Utah Arch: May 2011

After several months of informal meetings and ad-hoc contact, we finally visited memory manufacturer Micron in Boise, ID earlier this month. Our large group of 7 students and 2 faculty members made for a fun road trip through stretches of torrential rain and awesome homemade pie at Connor’s Cafe in Burley (I would definitely recommend you stop by if you’re ever on I-84 in Idaho!). In a 3+ hour presentation and discussion session, we discussed all of the memory research happening here at our group in Utah, including both published work and current work-in-progress. We wanted feedback on what the memory industry’s constraints were, and the feasibility of implementing some of our ideas, and here are some of the things we heard, in no particular order:

1. Density, density, density: That density and cost/bit are everything in the memory industry is well known in memory research circles, but we really had no idea how much! We were told that on commodity parts, a 0.01% area penalty “might be considered”, 0.1% would require “substantial” performance gains, and anything over 0.5% was simply not happening, no matter what (these numbers are meant to be illustrative, of course, and not precise guidelines). For more specialized parts for niche markets, on the other hand, slightly larger area penalties could be considered as part of the overall value package. Take away: Focus on the high-end specialized segment, say the next big supercomputer, where cost is a smaller concern. The commodity segment has been squeezed to death, and you’re probably not going to get anywhere trying to change anything.

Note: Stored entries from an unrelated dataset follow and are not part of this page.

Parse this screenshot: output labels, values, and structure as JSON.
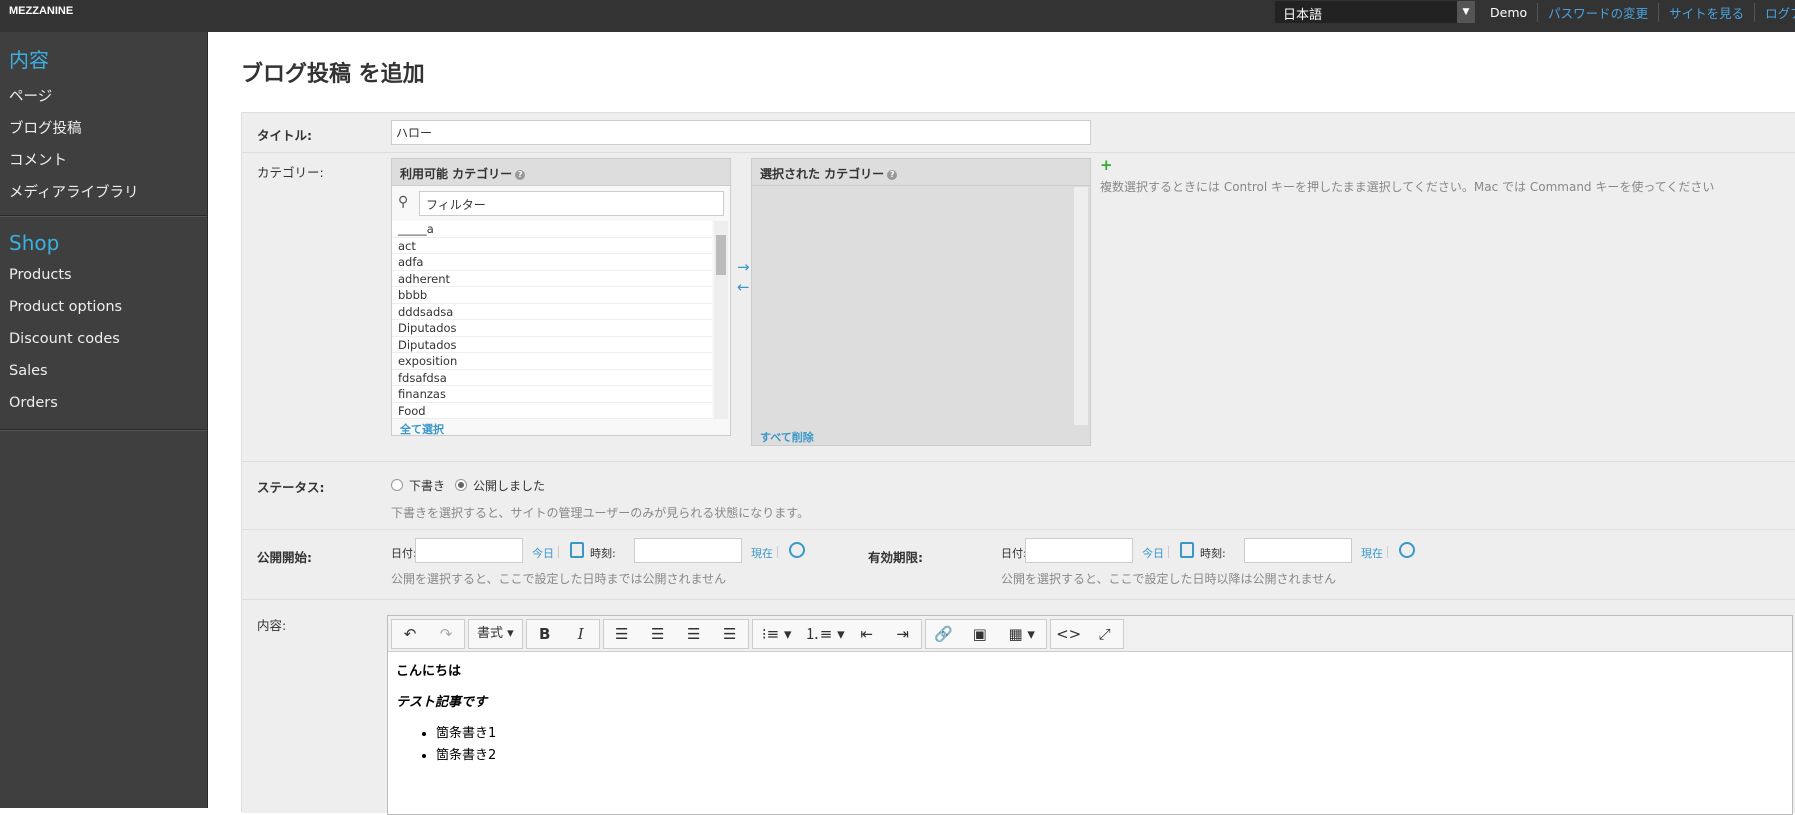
{
  "topbar": {
    "brand": "MEZZANINE",
    "language": "日本語",
    "user": "Demo",
    "links": [
      "パスワードの変更",
      "サイトを見る",
      "ログア"
    ]
  },
  "sidebar": {
    "sections": [
      {
        "title": "内容",
        "items": [
          "ページ",
          "ブログ投稿",
          "コメント",
          "メディアライブラリ"
        ]
      },
      {
        "title": "Shop",
        "items": [
          "Products",
          "Product options",
          "Discount codes",
          "Sales",
          "Orders"
        ]
      }
    ]
  },
  "page": {
    "title": "ブログ投稿 を追加"
  },
  "form": {
    "title_label": "タイトル:",
    "title_value": "ハロー",
    "category_label": "カテゴリー:",
    "available_header": "利用可能 カテゴリー",
    "filter_placeholder": "フィルター",
    "available_options": [
      "_____a",
      "act",
      "adfa",
      "adherent",
      "bbbb",
      "dddsadsa",
      "Diputados",
      "Diputados",
      "exposition",
      "fdsafdsa",
      "finanzas",
      "Food"
    ],
    "select_all": "全て選択",
    "chosen_header": "選択された カテゴリー",
    "remove_all": "すべて削除",
    "category_help": "複数選択するときには Control キーを押したまま選択してください。Mac では Command キーを使ってください",
    "status_label": "ステータス:",
    "status_options": [
      "下書き",
      "公開しました"
    ],
    "status_selected": "公開しました",
    "status_help": "下書きを選択すると、サイトの管理ユーザーのみが見られる状態になります。",
    "publish_label": "公開開始:",
    "expiry_label": "有効期限:",
    "date_label": "日付:",
    "today": "今日",
    "time_label": "時刻:",
    "now": "現在",
    "publish_help": "公開を選択すると、ここで設定した日時までは公開されません",
    "expiry_help": "公開を選択すると、ここで設定した日時以降は公開されません",
    "content_label": "内容:"
  },
  "editor": {
    "format_label": "書式",
    "paragraph1": "こんにちは",
    "paragraph2": "テスト記事です",
    "bullets": [
      "箇条書き1",
      "箇条書き2"
    ]
  }
}
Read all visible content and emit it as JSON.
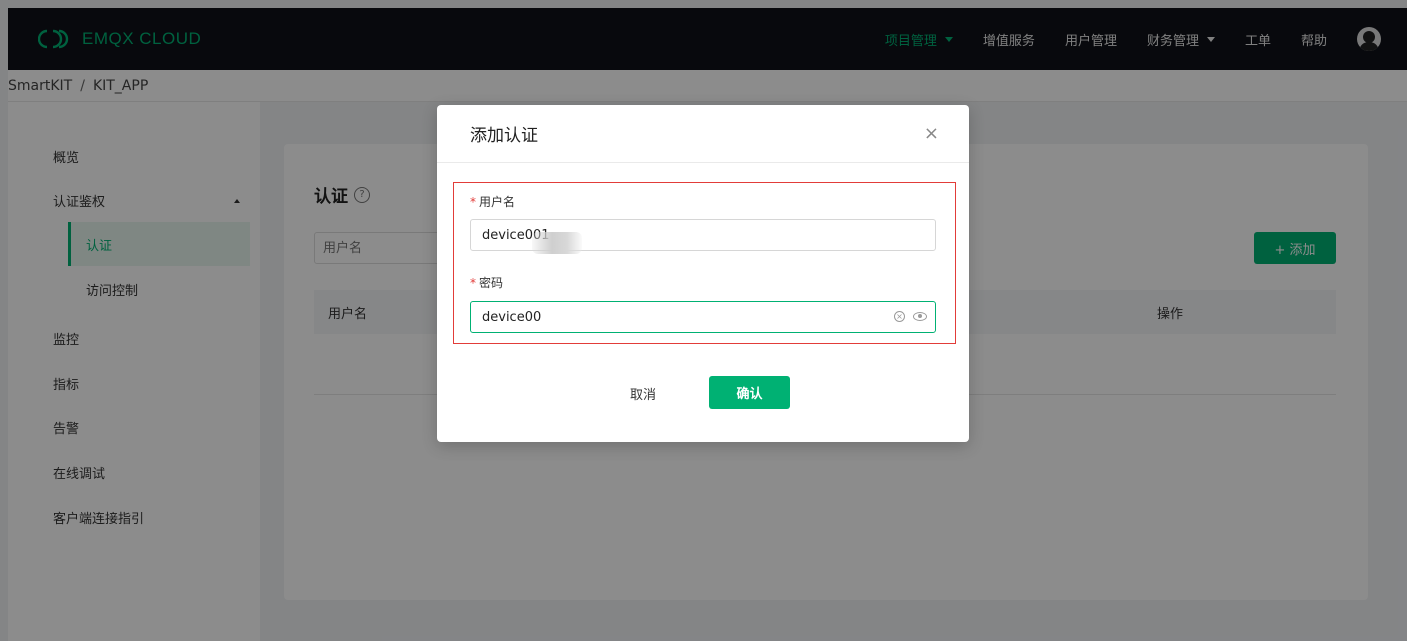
{
  "brand": {
    "name": "EMQX CLOUD",
    "accent": "#00b173"
  },
  "nav": {
    "items": [
      {
        "label": "项目管理",
        "dropdown": true,
        "active": true
      },
      {
        "label": "增值服务",
        "dropdown": false,
        "active": false
      },
      {
        "label": "用户管理",
        "dropdown": false,
        "active": false
      },
      {
        "label": "财务管理",
        "dropdown": true,
        "active": false
      },
      {
        "label": "工单",
        "dropdown": false,
        "active": false
      },
      {
        "label": "帮助",
        "dropdown": false,
        "active": false
      }
    ],
    "avatar_icon": "user-avatar-icon"
  },
  "breadcrumb": {
    "project": "SmartKIT",
    "separator": "/",
    "deployment": "KIT_APP"
  },
  "sidebar": {
    "items": [
      {
        "label": "概览"
      },
      {
        "label": "认证鉴权",
        "expanded": true
      },
      {
        "label": "认证",
        "sub": true,
        "active": true
      },
      {
        "label": "访问控制",
        "sub": true
      },
      {
        "label": "监控"
      },
      {
        "label": "指标"
      },
      {
        "label": "告警"
      },
      {
        "label": "在线调试"
      },
      {
        "label": "客户端连接指引"
      }
    ]
  },
  "main": {
    "title": "认证",
    "help_icon": "question-circle-icon",
    "filter_placeholder": "用户名",
    "add_button": "+ 添加",
    "table": {
      "headers": [
        "用户名",
        "操作"
      ]
    }
  },
  "modal": {
    "title": "添加认证",
    "close": "×",
    "fields": {
      "username": {
        "label": "用户名",
        "required": "*",
        "value": "device001"
      },
      "password": {
        "label": "密码",
        "required": "*",
        "value": "device00"
      }
    },
    "cancel": "取消",
    "confirm": "确认"
  }
}
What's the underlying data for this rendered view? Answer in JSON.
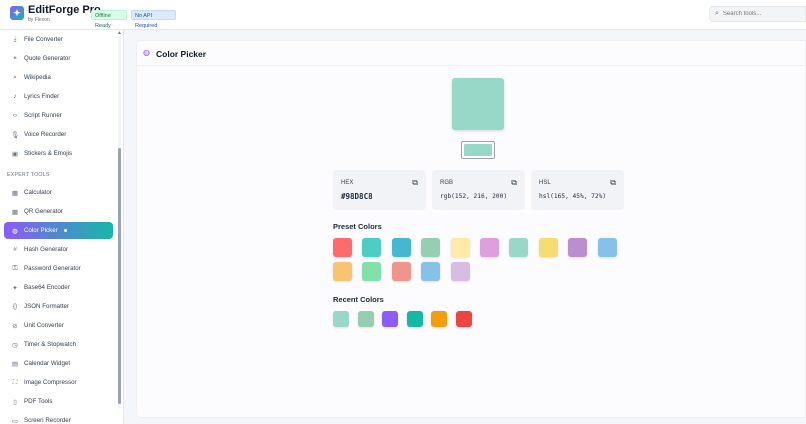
{
  "header": {
    "app_name": "EditForge Pro",
    "app_sub": "by Flexon",
    "badge_offline": "Offline Ready",
    "badge_api": "No API Required",
    "search_placeholder": "Search tools..."
  },
  "sidebar": {
    "items_top": [
      {
        "label": "File Converter",
        "icon": "download-icon",
        "glyph": "⤓"
      },
      {
        "label": "Quote Generator",
        "icon": "quote-icon",
        "glyph": "❝"
      },
      {
        "label": "Wikipedia",
        "icon": "search-icon",
        "glyph": "⌕"
      },
      {
        "label": "Lyrics Finder",
        "icon": "music-icon",
        "glyph": "♪"
      },
      {
        "label": "Script Runner",
        "icon": "code-icon",
        "glyph": "‹›"
      },
      {
        "label": "Voice Recorder",
        "icon": "mic-icon",
        "glyph": "🎙"
      },
      {
        "label": "Stickers & Emojis",
        "icon": "sticker-icon",
        "glyph": "▣"
      }
    ],
    "section_expert": "EXPERT TOOLS",
    "items_expert": [
      {
        "label": "Calculator",
        "icon": "calculator-icon",
        "glyph": "▦"
      },
      {
        "label": "QR Generator",
        "icon": "qr-icon",
        "glyph": "▩"
      },
      {
        "label": "Color Picker",
        "icon": "palette-icon",
        "glyph": "◍",
        "active": true
      },
      {
        "label": "Hash Generator",
        "icon": "hash-icon",
        "glyph": "#"
      },
      {
        "label": "Password Generator",
        "icon": "key-icon",
        "glyph": "⚿"
      },
      {
        "label": "Base64 Encoder",
        "icon": "sparkle-icon",
        "glyph": "✦"
      },
      {
        "label": "JSON Formatter",
        "icon": "braces-icon",
        "glyph": "{}"
      },
      {
        "label": "Unit Converter",
        "icon": "ruler-icon",
        "glyph": "⊘"
      },
      {
        "label": "Timer & Stopwatch",
        "icon": "clock-icon",
        "glyph": "◷"
      },
      {
        "label": "Calendar Widget",
        "icon": "calendar-icon",
        "glyph": "▤"
      },
      {
        "label": "Image Compressor",
        "icon": "compress-icon",
        "glyph": "⛶"
      },
      {
        "label": "PDF Tools",
        "icon": "file-icon",
        "glyph": "▯"
      },
      {
        "label": "Screen Recorder",
        "icon": "monitor-icon",
        "glyph": "▭"
      }
    ]
  },
  "main": {
    "title": "Color Picker",
    "current_color": "#98D8C8",
    "hex_label": "HEX",
    "hex_value": "#98D8C8",
    "rgb_label": "RGB",
    "rgb_value": "rgb(152, 216, 200)",
    "hsl_label": "HSL",
    "hsl_value": "hsl(165, 45%, 72%)",
    "preset_title": "Preset Colors",
    "preset_colors": [
      "#FF6B6B",
      "#4ECDC4",
      "#45B7D1",
      "#96CEB4",
      "#FFEAA7",
      "#DDA0DD",
      "#98D8C8",
      "#F7DC6F",
      "#BB8FCE",
      "#85C1E9",
      "#F8C471",
      "#82E0AA",
      "#F1948A",
      "#85C1E9",
      "#D7BDE2"
    ],
    "recent_title": "Recent Colors",
    "recent_colors": [
      "#98D8C8",
      "#96CEB4",
      "#8B5CF6",
      "#14B8A6",
      "#F59E0B",
      "#EF4444"
    ]
  }
}
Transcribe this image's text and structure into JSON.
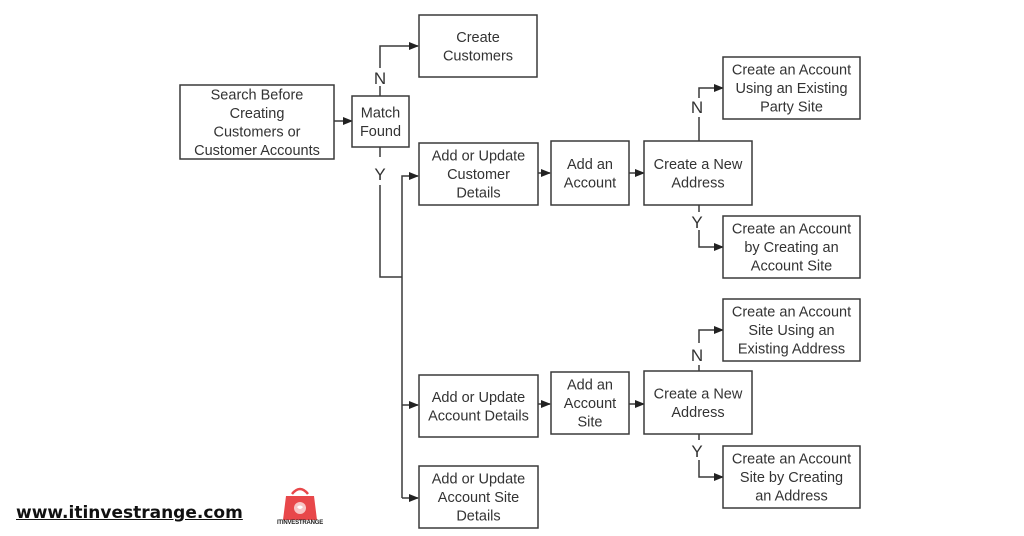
{
  "diagram": {
    "nodes": [
      {
        "id": "search",
        "lines": [
          "Search Before",
          "Creating",
          "Customers or",
          "Customer Accounts"
        ]
      },
      {
        "id": "match",
        "lines": [
          "Match",
          "Found"
        ]
      },
      {
        "id": "create_customers",
        "lines": [
          "Create",
          "Customers"
        ]
      },
      {
        "id": "update_customer",
        "lines": [
          "Add or Update",
          "Customer",
          "Details"
        ]
      },
      {
        "id": "add_account",
        "lines": [
          "Add an",
          "Account"
        ]
      },
      {
        "id": "new_address_1",
        "lines": [
          "Create a New",
          "Address"
        ]
      },
      {
        "id": "acct_existing_party",
        "lines": [
          "Create an Account",
          "Using an Existing",
          "Party Site"
        ]
      },
      {
        "id": "acct_create_site",
        "lines": [
          "Create an Account",
          "by Creating an",
          "Account Site"
        ]
      },
      {
        "id": "update_account",
        "lines": [
          "Add or Update",
          "Account Details"
        ]
      },
      {
        "id": "add_account_site",
        "lines": [
          "Add an",
          "Account",
          "Site"
        ]
      },
      {
        "id": "new_address_2",
        "lines": [
          "Create a New",
          "Address"
        ]
      },
      {
        "id": "site_existing_address",
        "lines": [
          "Create an Account",
          "Site Using an",
          "Existing Address"
        ]
      },
      {
        "id": "site_create_address",
        "lines": [
          "Create an Account",
          "Site by Creating",
          "an Address"
        ]
      },
      {
        "id": "update_account_site",
        "lines": [
          "Add or Update",
          "Account Site",
          "Details"
        ]
      }
    ],
    "edge_labels": {
      "no": "N",
      "yes": "Y"
    }
  },
  "footer": {
    "url": "www.itinvestrange.com",
    "logo_text": "ITINVESTRANGE",
    "logo_color": "#e8474a"
  }
}
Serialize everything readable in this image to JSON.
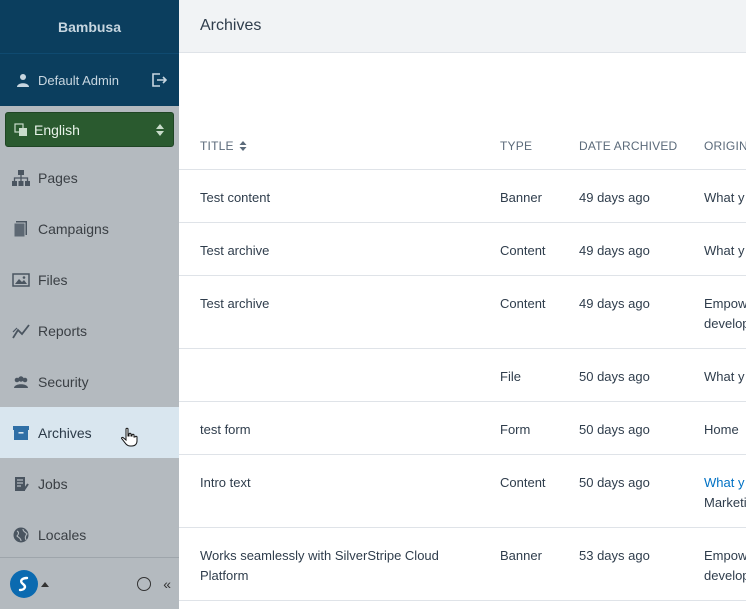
{
  "sidebar": {
    "brand": "Bambusa",
    "user": "Default Admin",
    "locale": "English",
    "items": [
      {
        "label": "Pages",
        "icon": "sitemap-icon"
      },
      {
        "label": "Campaigns",
        "icon": "document-icon"
      },
      {
        "label": "Files",
        "icon": "image-icon"
      },
      {
        "label": "Reports",
        "icon": "chart-line-icon"
      },
      {
        "label": "Security",
        "icon": "users-icon"
      },
      {
        "label": "Archives",
        "icon": "archive-box-icon",
        "active": true
      },
      {
        "label": "Jobs",
        "icon": "list-icon"
      },
      {
        "label": "Locales",
        "icon": "globe-icon"
      }
    ],
    "collapse_glyph": "«"
  },
  "header": {
    "title": "Archives"
  },
  "table": {
    "columns": [
      "TITLE",
      "TYPE",
      "DATE ARCHIVED",
      "ORIGIN"
    ],
    "rows": [
      {
        "title": "Test content",
        "type": "Banner",
        "date": "49 days ago",
        "origin1": "What y",
        "origin2": ""
      },
      {
        "title": "Test archive",
        "type": "Content",
        "date": "49 days ago",
        "origin1": "What y",
        "origin2": ""
      },
      {
        "title": "Test archive",
        "type": "Content",
        "date": "49 days ago",
        "origin1": "Empow",
        "origin2": "develop"
      },
      {
        "title": "",
        "type": "File",
        "date": "50 days ago",
        "origin1": "What y",
        "origin2": ""
      },
      {
        "title": "test form",
        "type": "Form",
        "date": "50 days ago",
        "origin1": "Home",
        "origin2": ""
      },
      {
        "title": "Intro text",
        "type": "Content",
        "date": "50 days ago",
        "origin1": "What y",
        "origin2": "Marketi",
        "origin_link": true
      },
      {
        "title": "Works seamlessly with SilverStripe Cloud Platform",
        "type": "Banner",
        "date": "53 days ago",
        "origin1": "Empow",
        "origin2": "develop"
      }
    ]
  },
  "colors": {
    "brand_bar": "#0b3e5e",
    "locale_green": "#2a5a2f",
    "sidebar_bg": "#b4babf",
    "active_item": "#d9e6ef",
    "link": "#0071c4"
  }
}
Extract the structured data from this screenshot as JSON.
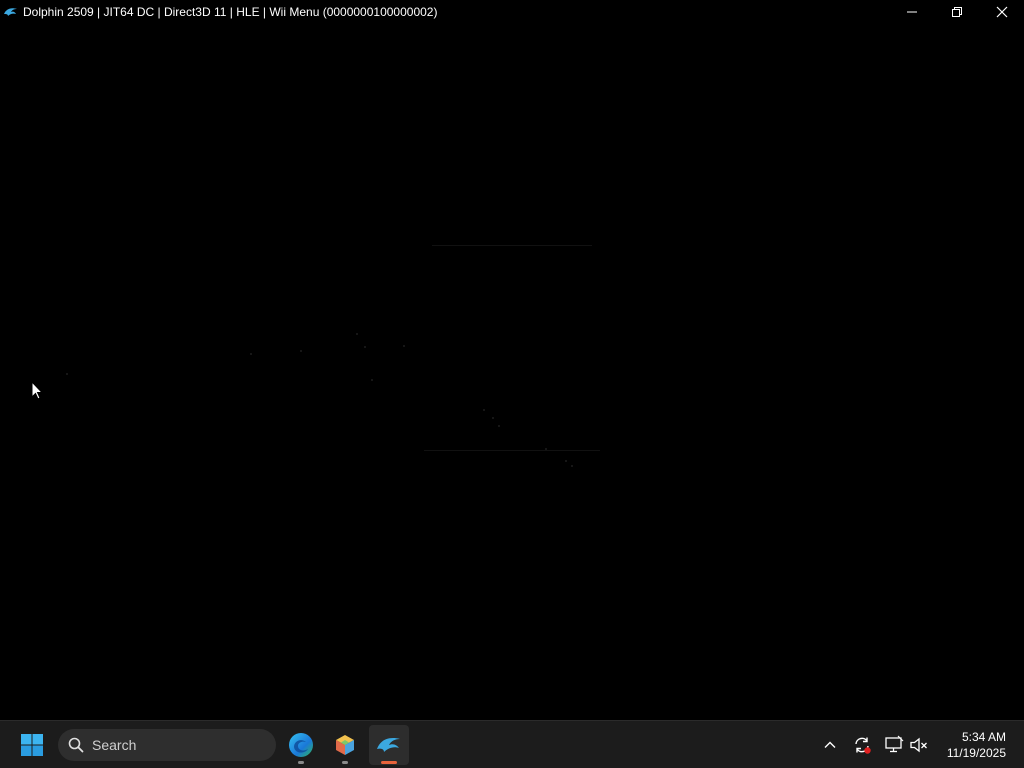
{
  "window": {
    "title": "Dolphin 2509 | JIT64 DC | Direct3D 11 | HLE | Wii Menu (0000000100000002)",
    "app_icon": "dolphin-icon",
    "controls": [
      "minimize-icon",
      "restore-icon",
      "close-icon"
    ]
  },
  "taskbar": {
    "start_icon": "windows-logo-icon",
    "search": {
      "label": "Search",
      "icon": "search-icon"
    },
    "apps": [
      {
        "name": "Microsoft Edge",
        "icon": "edge-icon",
        "active": false
      },
      {
        "name": "Package app",
        "icon": "box-app-icon",
        "active": false
      },
      {
        "name": "Dolphin",
        "icon": "dolphin-icon",
        "active": true
      }
    ],
    "tray": {
      "icons": [
        "chevron-up-icon",
        "sync-icon",
        "network-icon",
        "speaker-muted-icon"
      ]
    },
    "clock": {
      "time": "5:34 AM",
      "date": "11/19/2025"
    }
  },
  "colors": {
    "accent_active_indicator": "#e8643c",
    "taskbar_bg": "#1c1c1c",
    "window_bg": "#000000",
    "dolphin_blue": "#3ba8e0"
  }
}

2. Be afraid of the memory chip: Very afraid! This is related to the previous point. The actual array layout has been super-ultra-optimized by people who dream about this stuff, and even the slightest change you propose is likely going to mess with this beyond repair. Stay away! Also, lots of smart people care very deeply about this narrow field, and have been working on this particular aspect for a long time. Anything you think of, they’ve probably considered before (but not published!). They would be “astounded” to hear something really novel.

3. Work at the system-level: There are infinite possibilities in terms of workload-based studies, altering data placement, data migration, row-buffer management, activity throttling, etc. These are less likely to provide dramatic improvements, but are low-effort, and are more likely to have an impact in terms of actually being implemented, since they are less invasive. It is unlikely that the industry has studied all the possibilities exhaustively, and you’re much more likely to come up with something novel.

4. Build it and they will come. NOT. If you really feel there is a case to be made to radically change DRAM architecture, approach the guys that will actually buy and use the parts - the system manufacturers. If they care enough, they can ask for it, and if they’re willing to pay for it, Micron will build it. It cannot be driven from the other end, no matter what, the margins are simply too small, and the whole system is setup to incentivize maximum capacity at least cost.

5. The Universal Memory Myth: Micron has been researching PCM for over a decade now, and are only now kinda sorta ready-ish to release a product into the market. Their excitement about the maturity of the technology, and it’s ability to summarily replace all memory in the system, is far far lower than that of the academic community. It is nowhere close to reaching the capacity and cost point of DRAM, which is, therefore, not likely to die any time soon.

I've talked with a number of faculty candidates this past season. I have come to realize that people that work in non-architecture systems areas haven't really kept track of the take-home messages from recent research in hardware transactional memory (HTM). Or, perhaps, the messages have been obfuscated by other signals (STM results or industry trends). Here's my unbiased view on HTM design options. Unbiased because I have merely dabbled in TM research and don't have a horse in this race :-). Harris, Larus, and Rajwar's TM book should be an excellent read if you want a more detailed account.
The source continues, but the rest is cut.